History of Cassinga Day
The South-West Africa People's Organisation (SWAPO) emerged in the early 1960s as the major nationalist organisation for the Namibian people.
They participated in the South African Border War, also known as the Namibian War of Independence from August 1966.
When Angola gained its independence in 1975, the left-wing government offered SWAPO bases in Angola, from where they could launch attacks on the South African military.
On the morning of May 4th 1978, the South African Defence Force launched its first major air strike of the war on a SWAPO camp near the village of Cassinga in Angola. The air attack was followed by an assault by paratroopers.
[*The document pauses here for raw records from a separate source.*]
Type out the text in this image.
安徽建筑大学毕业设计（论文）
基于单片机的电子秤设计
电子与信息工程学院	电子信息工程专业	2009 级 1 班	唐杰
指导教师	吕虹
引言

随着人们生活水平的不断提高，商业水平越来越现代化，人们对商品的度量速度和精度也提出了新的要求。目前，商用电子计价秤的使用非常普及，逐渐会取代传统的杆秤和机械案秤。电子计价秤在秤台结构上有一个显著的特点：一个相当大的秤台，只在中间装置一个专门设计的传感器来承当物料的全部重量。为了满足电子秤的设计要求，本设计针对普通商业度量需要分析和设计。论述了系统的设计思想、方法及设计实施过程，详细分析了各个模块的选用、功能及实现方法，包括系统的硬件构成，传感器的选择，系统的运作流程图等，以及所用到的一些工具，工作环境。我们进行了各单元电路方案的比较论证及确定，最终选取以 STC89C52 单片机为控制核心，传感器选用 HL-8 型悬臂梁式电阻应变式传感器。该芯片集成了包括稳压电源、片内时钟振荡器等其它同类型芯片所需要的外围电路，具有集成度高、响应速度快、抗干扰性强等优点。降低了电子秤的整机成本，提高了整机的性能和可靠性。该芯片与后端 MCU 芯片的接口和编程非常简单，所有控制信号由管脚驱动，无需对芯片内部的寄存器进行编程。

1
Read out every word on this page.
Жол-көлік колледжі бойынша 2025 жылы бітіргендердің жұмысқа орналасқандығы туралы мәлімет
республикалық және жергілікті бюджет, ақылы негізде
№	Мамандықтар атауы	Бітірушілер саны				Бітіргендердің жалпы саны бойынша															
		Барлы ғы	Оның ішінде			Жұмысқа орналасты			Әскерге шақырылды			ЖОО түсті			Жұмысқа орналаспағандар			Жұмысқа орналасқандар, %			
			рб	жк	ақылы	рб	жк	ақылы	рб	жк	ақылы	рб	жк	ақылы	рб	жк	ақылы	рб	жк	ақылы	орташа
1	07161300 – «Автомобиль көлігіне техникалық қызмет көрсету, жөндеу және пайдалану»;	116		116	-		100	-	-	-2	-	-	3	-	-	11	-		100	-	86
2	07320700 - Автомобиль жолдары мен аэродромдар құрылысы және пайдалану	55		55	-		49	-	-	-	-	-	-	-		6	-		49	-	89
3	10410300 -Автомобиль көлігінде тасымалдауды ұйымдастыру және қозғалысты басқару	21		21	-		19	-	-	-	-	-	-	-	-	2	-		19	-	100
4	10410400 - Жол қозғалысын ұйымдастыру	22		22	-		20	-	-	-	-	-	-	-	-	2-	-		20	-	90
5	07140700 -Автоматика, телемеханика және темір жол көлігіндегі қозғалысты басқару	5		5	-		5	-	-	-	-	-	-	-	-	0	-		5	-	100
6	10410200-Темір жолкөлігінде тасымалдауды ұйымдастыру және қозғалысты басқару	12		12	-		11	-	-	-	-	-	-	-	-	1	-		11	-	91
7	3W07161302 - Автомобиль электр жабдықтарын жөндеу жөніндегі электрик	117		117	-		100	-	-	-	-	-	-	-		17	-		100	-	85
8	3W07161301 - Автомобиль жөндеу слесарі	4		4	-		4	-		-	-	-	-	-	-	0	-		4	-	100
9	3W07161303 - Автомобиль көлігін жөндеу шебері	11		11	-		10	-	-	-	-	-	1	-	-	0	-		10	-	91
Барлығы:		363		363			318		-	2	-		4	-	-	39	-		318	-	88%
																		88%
Figures on the numbers killed vary, but the official toll of the Cassinga Raid was a total of 624 dead and 611 injured. Among the dead were 167 women and 298 teenagers and children.
According to SWAPO, the Cassinga base was a refugee camp, not a military base, and that debate continues to this day. Whatever the truth, the massacre was a political disaster for the South African apartheid regime, hardening international resistance to the South African war effort. Even though the war ended in 1990 in a stalemate, it led directly to the independence of Namibia.
After Namibia gained its independence in 1990, the new SWAPO government of Namibia declared May 4th as "Cassinga Day", a public holiday to commemorate the loss of life during the raid.
Official commemorations take place at Heroes' Acre, an official war memorial of Namibia.